I live in Osaka and will take CFA L1 in June in Tokyo. Provided I pass, I would like to work for a securities company, bank, etc. in Osaka (any type of job is fine and operations actually interests me as well) and continue on with to CFA levels 2 and then 3. Any suggestions on companies to contact or steps to take? I know of a good deal of securities companies in Kitahama but I'm not sure where to start. If it helps, I do speak Japanese (business level -- have been living in Japan 4 years and have been studying for 12 and majored in it in college).
Your chances are much better at foreign companies, but also there, just passing the lowest level of CFA just shows your 'interest in the subject', but other background such as field of study or past work experience will be much more important if you apply for a job. Also keep in mind that most foreign companies are in Tokyo. Some banks such as Citi or HSBC who are building up a nationwide networkwork might also hire the occasional foreigner in the Osaka region, but after Merril Lynch's failed takeover of Yamaichi, no foreign security companies do nationwide retail.
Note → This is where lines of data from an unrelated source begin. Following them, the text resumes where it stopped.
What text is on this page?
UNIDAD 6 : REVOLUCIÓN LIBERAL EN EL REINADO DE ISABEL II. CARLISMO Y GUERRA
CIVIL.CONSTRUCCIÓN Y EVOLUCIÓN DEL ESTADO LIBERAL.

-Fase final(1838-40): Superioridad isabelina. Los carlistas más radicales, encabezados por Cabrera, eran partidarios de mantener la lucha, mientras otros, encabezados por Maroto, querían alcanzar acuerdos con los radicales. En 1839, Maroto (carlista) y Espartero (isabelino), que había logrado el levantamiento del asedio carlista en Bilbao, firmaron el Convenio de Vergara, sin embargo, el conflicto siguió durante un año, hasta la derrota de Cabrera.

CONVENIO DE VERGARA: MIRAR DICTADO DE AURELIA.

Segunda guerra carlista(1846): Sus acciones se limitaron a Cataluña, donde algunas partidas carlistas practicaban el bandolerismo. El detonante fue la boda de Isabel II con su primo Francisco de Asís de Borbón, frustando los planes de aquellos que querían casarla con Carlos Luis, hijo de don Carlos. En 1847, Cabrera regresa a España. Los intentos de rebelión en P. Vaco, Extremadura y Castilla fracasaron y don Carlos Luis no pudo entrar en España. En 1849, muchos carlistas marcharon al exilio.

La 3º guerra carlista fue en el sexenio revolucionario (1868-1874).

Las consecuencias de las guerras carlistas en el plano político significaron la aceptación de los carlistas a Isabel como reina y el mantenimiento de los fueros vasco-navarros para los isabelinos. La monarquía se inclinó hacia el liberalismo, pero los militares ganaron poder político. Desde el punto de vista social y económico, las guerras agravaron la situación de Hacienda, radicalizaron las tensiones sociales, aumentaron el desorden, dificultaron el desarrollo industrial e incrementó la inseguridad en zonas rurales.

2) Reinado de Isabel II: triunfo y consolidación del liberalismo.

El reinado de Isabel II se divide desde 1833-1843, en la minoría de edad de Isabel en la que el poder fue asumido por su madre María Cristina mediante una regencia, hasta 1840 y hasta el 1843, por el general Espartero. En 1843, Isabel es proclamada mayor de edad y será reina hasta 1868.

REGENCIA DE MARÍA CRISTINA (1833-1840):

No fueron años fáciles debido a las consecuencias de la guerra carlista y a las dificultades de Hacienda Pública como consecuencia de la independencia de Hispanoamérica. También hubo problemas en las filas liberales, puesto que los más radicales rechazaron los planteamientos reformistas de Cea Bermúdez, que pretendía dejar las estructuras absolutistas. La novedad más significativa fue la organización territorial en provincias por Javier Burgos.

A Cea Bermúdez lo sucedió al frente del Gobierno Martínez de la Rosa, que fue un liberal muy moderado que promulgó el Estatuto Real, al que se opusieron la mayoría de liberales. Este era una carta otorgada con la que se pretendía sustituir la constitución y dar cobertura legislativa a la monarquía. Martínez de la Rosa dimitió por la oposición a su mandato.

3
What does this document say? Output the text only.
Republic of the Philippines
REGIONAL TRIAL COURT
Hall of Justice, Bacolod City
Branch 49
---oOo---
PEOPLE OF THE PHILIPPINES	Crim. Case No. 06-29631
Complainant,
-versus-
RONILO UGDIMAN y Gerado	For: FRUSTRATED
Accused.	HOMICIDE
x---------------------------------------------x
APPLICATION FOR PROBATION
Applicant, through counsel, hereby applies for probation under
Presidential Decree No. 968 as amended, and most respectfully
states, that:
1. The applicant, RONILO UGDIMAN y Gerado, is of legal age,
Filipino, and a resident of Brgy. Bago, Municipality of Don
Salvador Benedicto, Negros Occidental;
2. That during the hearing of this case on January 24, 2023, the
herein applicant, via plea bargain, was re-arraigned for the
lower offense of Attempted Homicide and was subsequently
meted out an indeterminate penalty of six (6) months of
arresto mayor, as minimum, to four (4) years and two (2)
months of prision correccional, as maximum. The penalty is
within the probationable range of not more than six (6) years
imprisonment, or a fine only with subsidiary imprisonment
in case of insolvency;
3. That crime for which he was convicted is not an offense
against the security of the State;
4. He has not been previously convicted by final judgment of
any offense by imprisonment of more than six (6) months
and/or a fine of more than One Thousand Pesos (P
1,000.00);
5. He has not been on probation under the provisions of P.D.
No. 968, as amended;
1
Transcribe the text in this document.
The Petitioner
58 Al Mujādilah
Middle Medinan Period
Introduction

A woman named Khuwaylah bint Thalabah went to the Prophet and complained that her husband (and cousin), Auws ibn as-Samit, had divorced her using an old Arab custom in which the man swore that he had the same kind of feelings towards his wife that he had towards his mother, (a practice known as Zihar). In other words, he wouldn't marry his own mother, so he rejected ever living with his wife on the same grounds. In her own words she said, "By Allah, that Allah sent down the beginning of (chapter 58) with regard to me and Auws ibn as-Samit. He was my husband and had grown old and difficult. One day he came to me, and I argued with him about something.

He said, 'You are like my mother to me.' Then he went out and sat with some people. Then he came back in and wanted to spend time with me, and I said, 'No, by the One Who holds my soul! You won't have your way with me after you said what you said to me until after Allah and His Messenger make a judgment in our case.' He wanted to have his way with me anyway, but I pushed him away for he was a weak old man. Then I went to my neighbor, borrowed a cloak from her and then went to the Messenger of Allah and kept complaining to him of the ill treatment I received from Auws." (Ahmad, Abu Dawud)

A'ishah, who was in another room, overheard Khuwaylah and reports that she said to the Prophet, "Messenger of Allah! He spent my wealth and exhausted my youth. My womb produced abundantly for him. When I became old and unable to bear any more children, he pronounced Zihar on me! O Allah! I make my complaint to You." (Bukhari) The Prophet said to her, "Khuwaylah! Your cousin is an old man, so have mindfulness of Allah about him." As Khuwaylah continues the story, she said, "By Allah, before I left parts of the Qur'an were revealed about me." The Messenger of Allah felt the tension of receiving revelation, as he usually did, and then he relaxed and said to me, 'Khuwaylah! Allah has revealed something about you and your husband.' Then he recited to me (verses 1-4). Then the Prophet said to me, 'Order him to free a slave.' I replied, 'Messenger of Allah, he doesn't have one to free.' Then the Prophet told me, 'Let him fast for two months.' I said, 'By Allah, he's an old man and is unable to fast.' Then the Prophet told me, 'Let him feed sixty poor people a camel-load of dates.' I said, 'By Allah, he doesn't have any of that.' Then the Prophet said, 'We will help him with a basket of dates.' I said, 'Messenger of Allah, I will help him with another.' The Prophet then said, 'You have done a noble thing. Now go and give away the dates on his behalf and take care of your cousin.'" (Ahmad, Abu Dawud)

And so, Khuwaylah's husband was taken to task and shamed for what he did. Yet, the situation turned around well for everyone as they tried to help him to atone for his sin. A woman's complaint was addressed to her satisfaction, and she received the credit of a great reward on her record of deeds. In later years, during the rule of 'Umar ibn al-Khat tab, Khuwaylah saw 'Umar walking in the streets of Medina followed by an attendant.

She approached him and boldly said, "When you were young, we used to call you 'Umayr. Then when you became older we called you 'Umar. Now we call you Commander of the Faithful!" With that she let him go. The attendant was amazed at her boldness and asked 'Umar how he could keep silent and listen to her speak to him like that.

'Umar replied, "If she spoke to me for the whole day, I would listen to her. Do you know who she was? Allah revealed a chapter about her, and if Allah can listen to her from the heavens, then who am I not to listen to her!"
I'm not just interested in working for a shoken company but anything finance related is fine.
I went to the Shoken Analyst website (saa.or.jp) and they had CMA and CIIA listed. Have you ever heard of the latter? It seems to overlap quite a bit with CFA. Is it more recognized in Japan? I'm a bit hesitant to enroll in it after doing a search comparing it to CFA (which I definitely plan to continue through level 3 no matter how my career progresses) as I could not find one good thing about it ("it's outdated" "depreciating in value" etc etc.).
Thank you for the reply.
How would you say the gaimiun test differs from the CMA exam?
As a non native speaker, how hard was it?
Taking one the gaimuin or the CMA seems like something I should add to my list of things to aim for however I still will do CFA first as I rather learn everything first in English and then translate over.
It's much much if you already work in finance, as you will deal with these things on a daily basis.
Also keep in mind that you have not even passed CFA LVL 1 yet. Our of 4 people I know who took the test together at my company, only one passed...
Thanks for the info. Goal one is CFA. Perhaps in a few years I'll take on the shouken gaimuin. (I speak and read at the business level)
How would you say shouken gaimuin differs from CMA (shouken analyist)?